Driving through the South Australian countryside I spotted a quince tree bowed down with fruit and decided to grab several of the bulbous, yellow orbs and make quince paste. Having never made quince paste before, but enjoyed it many times with cheese, I had little idea of the process involved and figured it couldn’t be that hard. After a bit of research I learned that the skill and technique required was minimal, however the time dedication was fairly excessive. The final result, although labor intensive, was and is delicious and if you are a fan of the sweet, ruby red jelly then this should definitely be on your to-do-list. I used four quinces, which has left me with enough quince paste to last a year and (if prepared correctly) will store for that long wrapped in cling film in the cupboard.
- 4 large quinces
- approx 1 kg (2.2 lb) sugar (total weight should be equal to cooked pulp)
- cheese platter and crackers to serve
To begin, wash, peel and core the quinces. Roughly chop and place in a heavy based saucepan. If you have some muslin cloth on hand, place the skins and core in the cloth and tie to form a bag. Place bag in saucepan. (I did not have any muslin, therefore did not use the skins and cores. It still turned out great.)
Cook, stirring over low heat until the sugar dissolves. Continue to cook over a low flame, stirring every 5-10 minutes until the paste is very thick and a deep, ruby red colour. At this stage a wooden spoon drawn through the paste will leave a distinct trail. This will take approximately 1 1/2 hours. Transfer the paste to a baking tray lined with greased baking paper and smooth out.

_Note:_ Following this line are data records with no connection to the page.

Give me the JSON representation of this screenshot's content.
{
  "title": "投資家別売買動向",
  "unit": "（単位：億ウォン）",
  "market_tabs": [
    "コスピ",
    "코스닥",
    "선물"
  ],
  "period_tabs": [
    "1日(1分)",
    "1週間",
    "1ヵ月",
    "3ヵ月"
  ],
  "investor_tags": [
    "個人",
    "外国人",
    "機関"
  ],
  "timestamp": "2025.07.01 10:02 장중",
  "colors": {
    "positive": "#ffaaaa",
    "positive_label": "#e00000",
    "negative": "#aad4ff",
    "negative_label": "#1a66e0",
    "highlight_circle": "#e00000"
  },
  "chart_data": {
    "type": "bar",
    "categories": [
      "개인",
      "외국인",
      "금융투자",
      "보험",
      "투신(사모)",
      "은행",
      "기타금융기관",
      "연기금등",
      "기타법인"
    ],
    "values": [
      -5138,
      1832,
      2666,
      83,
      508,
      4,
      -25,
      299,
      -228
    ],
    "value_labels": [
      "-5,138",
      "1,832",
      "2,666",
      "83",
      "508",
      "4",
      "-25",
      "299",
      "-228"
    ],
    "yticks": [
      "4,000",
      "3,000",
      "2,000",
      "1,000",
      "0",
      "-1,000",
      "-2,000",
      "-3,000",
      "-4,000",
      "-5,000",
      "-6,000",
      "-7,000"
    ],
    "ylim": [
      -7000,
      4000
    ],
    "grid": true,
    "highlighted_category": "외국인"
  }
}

The next step is to dry out the paste, which will leave you with a firm, moisture free final product. You have several options to dry out the paste. If you have a fan forced oven you can turn the fan on with no temperature set and leave the paste in the oven over night. You could also set your oven to a low temperature, approximately 90°C (190°F) and leave the mixture in for several hours. Or leave in the sun for several hours, or an airing cabinet for a few days. Whichever method you choose the paste should be firm once cooled and not too moist or sticky. If you find it is still sticky, you can dry it for longer. Slice the dried quince paste into squares, wrap in cling film or baking paper and cling film and store in the fridge or cupboard until needed (it will last at least a year). Serve as an accompaniment to cheese on a platter or melt down and add to cakes and tarts.